Face masks. For decades I have worn a mask for many hours, all day—in pursuit of recreation. While it may seem an improvement on MY face, it also helps disguise this would be assassin of wild turkeys, wily whitetails, sneaking squirrels, and furry fur bearers that is. There are roughly 350,000 other archery hunters like me, plus the varmint hunters in Wisconsin, and I’d bet a cup of coffee that most of them wear a mask for hours at a time at least occasionally.
I have been observing people relating to masks—including myself—during the pandemic. One thing I am getting pretty good at is recognizing friends and acquaintances in masks. You can tell a lot from the eyes and profile. El and I started out wearing red and blue bandanas; when we went into the bank or a store, I’d jokingly call her Sundance. Ha, ha—little did we know. Now Ellen and I have black cloth face masks, some white medical type masks, several pull-up gaiters, and my favorite, our cloth Green Bay Packers masks. We have seen some creative masks, like the ones with the wearer’s lower face printed on it. There are masks with favorite team names or rock stars—like the Rolling Stones lick and the Beatles printed on a black field. I’ve seen logos. I saw a Browning firearm mask and a Harley-Davidson mask and a Mountain Dew logo mask. Peace and love tie dye masks with colorful ‘60s swirls masks abound. Flowers and pets—one I saw puts a dog’s snout and smiling teeth on the wearer. Mickey Mouse was on one. One of my favorites was a reddish mask with an old-time cartoon face from the Goon, an adversary of Popeye the Sailor Man, with a long nose and whiskers on it. It is startling at first but then funny.
The new habits we have adopted to survive in this mess can be amusing. I have learned and named some moves like the “Forgot My Mask Spin Move” and the “Oh Cuss (not my exact word) Careen” as I swerve around to head back to the car, or the “Oh (very bad four letter word)! Forgot My Mask Again Fade” before backtracking to the car. There is the, “Not Again Skid to a Halt Move” just in front of the car. I have observed people stalking away from a store door muttering to themselves and then prowling back with a mask on and maybe muttering out of sight behind it. I even saw one guy who got to the door of the hardware store and realized he didn’t have a mask; he turned around and angrily stomped back to his truck, and then drove away. Done it all myself, in fact.
There are those who think that a mask dangling down around the chin is doing something to protect themselves or others. Not sure about that. I ran into an acquaintance the other day in a store who wasn’t even wearing the required mask. “Oh, I got it right here.” It was sticking out of his pocket. Duh. If you are like me, you can’t wait to peel that mask off outside after an hour of grocery shopping or hanging around the clinic. The other day we were masking up outside of Festival when a large masked man carrying bags of groceries in both arms tipped his face back and started wiggling his chin until his mask dropped down. Great move I thought! I have practiced it with several different types of masks and not been able to duplicate the move; my pudgy face isn’t flexible enough, I guess.
History tells us that back in 1918 during the deadly flu pandemic that killed 675,000 Americans, they closed schools and businesses, banned public gatherings and isolated and quarantined those who were infected. Many communities recommended or required that citizens wear face masks in public – and this, not the lockdowns, drew the most ire from the citizenry.
The adage goes something like, those who ignore history are doomed to repeat it. Over 100 years later, with many advances in science and medicine and a history of Americans coming together and working together after World War II to get the country back on track, eradicating polio, dealing with the horrors of HIV AIDS and the H1N1 flu and the 911 attacks, one might think that in 2021 we might be able to do what is required now to end this new threat.

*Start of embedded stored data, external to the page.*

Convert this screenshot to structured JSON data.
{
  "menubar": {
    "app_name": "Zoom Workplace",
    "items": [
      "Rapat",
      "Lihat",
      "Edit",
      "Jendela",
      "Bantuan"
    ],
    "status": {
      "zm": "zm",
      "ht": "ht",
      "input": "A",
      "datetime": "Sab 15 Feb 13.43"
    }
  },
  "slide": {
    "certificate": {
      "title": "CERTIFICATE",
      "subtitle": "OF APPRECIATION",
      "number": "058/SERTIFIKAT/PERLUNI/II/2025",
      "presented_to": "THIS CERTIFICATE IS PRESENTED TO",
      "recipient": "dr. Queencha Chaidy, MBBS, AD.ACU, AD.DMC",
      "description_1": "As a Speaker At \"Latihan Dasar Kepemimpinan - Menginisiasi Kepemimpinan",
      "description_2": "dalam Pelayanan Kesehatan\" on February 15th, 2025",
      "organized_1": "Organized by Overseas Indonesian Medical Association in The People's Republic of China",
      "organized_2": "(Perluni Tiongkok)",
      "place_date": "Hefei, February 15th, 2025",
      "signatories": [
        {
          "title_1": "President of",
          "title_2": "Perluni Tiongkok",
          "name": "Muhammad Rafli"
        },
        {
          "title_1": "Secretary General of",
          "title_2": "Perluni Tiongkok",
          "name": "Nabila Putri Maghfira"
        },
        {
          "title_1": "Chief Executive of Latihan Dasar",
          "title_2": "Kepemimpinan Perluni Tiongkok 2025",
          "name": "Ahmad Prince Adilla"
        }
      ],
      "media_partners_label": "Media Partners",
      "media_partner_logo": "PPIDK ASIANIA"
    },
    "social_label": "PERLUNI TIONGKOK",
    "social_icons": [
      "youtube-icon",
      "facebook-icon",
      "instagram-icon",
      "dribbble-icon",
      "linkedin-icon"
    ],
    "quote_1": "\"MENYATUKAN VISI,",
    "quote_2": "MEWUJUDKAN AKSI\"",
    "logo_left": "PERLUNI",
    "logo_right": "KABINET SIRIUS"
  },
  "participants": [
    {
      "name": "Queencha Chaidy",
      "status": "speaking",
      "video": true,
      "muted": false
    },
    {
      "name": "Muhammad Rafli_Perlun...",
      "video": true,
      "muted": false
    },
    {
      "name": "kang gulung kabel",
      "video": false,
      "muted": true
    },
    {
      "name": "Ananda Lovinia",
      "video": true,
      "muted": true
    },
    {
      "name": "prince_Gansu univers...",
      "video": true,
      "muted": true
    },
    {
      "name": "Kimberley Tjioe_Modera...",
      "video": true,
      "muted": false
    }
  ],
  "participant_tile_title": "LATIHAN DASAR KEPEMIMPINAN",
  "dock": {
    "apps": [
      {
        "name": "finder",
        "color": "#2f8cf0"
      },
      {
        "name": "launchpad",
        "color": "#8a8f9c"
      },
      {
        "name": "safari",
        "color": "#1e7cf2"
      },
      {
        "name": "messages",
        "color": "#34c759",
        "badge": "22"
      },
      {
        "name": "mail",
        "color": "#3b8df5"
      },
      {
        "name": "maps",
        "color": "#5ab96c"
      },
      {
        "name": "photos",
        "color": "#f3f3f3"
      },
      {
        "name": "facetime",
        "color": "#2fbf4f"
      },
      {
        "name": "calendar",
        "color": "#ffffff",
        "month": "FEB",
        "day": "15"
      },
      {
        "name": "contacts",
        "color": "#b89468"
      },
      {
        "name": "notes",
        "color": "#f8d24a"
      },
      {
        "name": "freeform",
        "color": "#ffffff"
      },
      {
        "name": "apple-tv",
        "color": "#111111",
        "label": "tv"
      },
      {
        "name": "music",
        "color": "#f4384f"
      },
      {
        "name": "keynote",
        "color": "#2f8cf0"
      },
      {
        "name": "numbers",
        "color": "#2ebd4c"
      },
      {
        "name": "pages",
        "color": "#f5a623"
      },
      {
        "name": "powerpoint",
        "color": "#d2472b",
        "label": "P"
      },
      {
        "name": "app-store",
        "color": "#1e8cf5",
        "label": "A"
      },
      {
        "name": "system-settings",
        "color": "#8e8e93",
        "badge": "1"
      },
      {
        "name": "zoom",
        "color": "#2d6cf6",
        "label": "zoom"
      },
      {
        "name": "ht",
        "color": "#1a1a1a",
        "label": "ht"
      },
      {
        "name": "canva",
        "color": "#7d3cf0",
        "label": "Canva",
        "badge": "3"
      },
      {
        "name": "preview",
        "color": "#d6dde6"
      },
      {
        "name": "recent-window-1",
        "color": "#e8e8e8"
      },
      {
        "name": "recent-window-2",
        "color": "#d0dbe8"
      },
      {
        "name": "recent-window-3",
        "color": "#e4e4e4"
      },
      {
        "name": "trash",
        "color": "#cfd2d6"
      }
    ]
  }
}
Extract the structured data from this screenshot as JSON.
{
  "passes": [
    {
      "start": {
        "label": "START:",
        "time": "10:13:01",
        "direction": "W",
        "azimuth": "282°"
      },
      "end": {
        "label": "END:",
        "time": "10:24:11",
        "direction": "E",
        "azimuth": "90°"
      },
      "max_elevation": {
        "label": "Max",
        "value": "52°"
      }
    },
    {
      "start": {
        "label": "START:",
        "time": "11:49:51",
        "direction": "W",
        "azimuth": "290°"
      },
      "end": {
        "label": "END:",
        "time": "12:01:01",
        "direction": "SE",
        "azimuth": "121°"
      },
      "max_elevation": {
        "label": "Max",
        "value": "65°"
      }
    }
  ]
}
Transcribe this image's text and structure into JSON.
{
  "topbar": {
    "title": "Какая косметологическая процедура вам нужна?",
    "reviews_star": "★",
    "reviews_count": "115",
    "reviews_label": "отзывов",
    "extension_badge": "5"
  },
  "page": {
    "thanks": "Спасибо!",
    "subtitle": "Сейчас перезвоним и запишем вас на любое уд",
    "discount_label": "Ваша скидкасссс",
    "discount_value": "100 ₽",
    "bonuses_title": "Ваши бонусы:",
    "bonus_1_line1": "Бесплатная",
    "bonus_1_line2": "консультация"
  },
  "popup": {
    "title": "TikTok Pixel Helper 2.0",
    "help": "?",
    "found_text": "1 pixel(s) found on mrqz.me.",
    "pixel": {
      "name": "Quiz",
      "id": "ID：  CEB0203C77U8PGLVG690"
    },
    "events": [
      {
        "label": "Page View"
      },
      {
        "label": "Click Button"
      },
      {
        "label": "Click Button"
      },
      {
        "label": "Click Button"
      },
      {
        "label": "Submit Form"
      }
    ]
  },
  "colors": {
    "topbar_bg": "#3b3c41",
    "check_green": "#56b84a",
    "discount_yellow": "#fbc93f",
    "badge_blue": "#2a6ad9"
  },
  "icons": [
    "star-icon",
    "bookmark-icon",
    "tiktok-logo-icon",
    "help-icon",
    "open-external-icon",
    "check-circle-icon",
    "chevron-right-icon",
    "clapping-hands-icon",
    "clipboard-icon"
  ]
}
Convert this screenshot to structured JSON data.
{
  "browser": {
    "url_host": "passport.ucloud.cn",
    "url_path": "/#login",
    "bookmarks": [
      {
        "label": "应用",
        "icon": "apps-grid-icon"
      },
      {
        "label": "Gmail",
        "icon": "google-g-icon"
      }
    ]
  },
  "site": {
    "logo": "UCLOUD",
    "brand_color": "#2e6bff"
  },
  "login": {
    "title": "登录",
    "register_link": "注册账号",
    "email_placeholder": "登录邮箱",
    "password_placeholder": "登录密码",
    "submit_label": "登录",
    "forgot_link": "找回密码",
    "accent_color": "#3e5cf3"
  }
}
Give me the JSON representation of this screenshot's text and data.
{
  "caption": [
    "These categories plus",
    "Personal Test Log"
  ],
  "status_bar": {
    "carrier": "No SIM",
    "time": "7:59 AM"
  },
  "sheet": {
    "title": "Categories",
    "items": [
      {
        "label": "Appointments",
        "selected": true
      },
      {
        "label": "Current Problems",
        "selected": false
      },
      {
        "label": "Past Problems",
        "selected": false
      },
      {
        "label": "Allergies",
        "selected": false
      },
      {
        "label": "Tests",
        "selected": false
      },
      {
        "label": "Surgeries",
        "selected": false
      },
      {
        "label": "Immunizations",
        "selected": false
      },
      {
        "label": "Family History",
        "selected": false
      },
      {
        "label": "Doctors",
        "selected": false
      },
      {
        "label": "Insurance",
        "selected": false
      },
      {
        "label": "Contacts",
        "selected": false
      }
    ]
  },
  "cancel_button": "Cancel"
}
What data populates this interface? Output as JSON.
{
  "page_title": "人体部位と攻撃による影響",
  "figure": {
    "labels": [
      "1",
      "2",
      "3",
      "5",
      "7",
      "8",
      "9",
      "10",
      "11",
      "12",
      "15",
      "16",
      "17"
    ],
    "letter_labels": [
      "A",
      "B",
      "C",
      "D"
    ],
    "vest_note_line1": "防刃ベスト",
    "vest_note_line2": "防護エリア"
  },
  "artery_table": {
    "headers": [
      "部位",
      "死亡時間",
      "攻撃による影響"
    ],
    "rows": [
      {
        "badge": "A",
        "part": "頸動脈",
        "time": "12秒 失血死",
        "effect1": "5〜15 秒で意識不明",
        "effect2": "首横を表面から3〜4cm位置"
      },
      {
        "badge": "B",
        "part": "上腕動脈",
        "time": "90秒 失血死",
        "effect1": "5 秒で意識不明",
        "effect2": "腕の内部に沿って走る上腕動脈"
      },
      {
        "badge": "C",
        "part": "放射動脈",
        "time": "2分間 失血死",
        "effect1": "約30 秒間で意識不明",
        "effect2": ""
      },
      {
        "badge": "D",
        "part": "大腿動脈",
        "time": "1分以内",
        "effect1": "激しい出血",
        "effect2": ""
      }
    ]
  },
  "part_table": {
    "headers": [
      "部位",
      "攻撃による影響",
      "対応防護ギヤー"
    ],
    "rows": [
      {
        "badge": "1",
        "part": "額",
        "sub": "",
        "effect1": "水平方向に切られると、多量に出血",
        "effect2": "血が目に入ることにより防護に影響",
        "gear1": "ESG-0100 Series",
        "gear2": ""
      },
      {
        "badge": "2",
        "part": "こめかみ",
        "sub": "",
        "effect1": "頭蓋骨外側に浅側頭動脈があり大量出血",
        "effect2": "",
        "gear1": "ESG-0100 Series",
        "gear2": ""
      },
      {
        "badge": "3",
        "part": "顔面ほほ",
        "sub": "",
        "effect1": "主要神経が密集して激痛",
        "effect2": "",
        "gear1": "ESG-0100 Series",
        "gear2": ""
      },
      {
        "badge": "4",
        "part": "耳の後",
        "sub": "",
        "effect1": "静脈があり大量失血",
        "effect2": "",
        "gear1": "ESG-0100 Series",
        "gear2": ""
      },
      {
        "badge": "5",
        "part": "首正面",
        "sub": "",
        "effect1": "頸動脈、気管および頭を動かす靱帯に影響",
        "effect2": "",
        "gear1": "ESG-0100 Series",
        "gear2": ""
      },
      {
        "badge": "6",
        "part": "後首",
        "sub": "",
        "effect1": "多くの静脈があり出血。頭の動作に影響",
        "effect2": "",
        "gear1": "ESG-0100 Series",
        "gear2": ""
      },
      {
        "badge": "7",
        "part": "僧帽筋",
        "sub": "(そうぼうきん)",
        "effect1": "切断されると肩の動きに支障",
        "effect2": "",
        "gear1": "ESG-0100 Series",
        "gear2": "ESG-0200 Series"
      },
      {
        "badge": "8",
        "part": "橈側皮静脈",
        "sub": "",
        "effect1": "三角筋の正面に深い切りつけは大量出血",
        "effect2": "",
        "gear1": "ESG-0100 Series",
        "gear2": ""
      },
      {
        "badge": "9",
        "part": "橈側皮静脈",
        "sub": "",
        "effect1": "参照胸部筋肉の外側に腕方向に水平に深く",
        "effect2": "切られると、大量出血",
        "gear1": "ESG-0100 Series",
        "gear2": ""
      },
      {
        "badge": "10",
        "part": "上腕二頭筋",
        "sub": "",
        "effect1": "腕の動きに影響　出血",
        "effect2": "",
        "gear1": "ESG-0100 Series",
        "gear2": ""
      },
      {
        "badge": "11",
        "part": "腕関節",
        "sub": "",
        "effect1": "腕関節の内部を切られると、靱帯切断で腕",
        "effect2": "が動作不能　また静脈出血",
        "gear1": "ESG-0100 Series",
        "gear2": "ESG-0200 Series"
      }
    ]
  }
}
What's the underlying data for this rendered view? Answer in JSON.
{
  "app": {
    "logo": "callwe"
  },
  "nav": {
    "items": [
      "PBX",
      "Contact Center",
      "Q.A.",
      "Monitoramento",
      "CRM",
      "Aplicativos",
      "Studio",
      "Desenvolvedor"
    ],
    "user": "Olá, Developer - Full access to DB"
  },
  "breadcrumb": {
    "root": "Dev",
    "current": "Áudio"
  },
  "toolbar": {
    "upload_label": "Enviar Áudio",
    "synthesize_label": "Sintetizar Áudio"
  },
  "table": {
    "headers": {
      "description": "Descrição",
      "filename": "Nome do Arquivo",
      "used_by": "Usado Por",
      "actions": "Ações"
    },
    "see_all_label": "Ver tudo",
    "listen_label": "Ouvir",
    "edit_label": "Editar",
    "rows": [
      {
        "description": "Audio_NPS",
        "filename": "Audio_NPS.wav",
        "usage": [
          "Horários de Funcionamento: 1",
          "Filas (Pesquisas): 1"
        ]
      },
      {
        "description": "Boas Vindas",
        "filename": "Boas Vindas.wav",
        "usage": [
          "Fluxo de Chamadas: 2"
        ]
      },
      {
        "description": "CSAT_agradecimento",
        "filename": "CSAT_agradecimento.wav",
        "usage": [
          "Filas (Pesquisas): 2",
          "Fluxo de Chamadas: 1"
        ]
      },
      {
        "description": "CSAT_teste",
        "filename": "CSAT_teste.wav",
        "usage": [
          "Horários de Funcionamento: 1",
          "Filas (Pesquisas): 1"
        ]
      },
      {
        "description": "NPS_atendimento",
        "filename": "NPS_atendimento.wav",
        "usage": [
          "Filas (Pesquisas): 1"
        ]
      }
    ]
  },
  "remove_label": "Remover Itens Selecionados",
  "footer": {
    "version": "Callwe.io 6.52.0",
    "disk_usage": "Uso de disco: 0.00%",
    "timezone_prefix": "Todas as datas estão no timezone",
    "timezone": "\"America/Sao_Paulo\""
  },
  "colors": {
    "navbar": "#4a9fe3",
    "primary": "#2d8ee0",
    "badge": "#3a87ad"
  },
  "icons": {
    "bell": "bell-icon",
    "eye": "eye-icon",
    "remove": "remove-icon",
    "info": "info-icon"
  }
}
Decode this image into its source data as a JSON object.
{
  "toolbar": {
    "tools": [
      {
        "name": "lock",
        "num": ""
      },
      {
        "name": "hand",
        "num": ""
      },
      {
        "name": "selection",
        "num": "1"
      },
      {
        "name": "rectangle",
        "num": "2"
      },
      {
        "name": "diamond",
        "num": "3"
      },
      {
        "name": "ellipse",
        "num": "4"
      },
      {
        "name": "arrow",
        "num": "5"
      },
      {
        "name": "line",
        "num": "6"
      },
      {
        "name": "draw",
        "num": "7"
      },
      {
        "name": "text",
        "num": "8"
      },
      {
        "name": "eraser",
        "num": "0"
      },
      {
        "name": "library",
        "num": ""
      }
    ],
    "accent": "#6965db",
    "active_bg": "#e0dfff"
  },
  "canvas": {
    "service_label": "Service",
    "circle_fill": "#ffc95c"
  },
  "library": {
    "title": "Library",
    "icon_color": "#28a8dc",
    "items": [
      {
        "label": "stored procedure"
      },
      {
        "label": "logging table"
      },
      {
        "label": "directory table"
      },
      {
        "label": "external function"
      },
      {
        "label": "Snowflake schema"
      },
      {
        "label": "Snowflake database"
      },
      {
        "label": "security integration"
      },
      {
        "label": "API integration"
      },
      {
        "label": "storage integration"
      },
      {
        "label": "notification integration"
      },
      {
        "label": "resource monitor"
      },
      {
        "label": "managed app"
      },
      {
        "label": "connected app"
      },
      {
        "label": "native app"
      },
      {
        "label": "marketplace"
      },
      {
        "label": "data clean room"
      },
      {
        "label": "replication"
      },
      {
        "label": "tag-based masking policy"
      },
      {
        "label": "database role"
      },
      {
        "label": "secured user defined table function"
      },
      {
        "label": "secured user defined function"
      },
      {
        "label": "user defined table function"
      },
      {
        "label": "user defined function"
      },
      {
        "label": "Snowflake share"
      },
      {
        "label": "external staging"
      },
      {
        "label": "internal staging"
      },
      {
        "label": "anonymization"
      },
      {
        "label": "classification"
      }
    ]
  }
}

Medical experts say widespread acceptance of cloth face coverings and social distancing could help to stop history from repeating itself. Well, that said, history’s attempt at a repeat seems to be winning, what with nearly 360,000 Americans dying from COVID-19 and sadly months to go for all of us to be vaccinated.
What I am saying is, wear the damned mask in public. This isn’t about rights or freedoms; it is about our responsibility to our family and fellow man. Your grandmother or brother or mom or dad could get the virus and it could be your fault. For a lot of people, this ain’t your grandmother’s pandemic—it is, by the numbers, much deadlier. The sooner we get rid of the virus, we can get back to “normal.”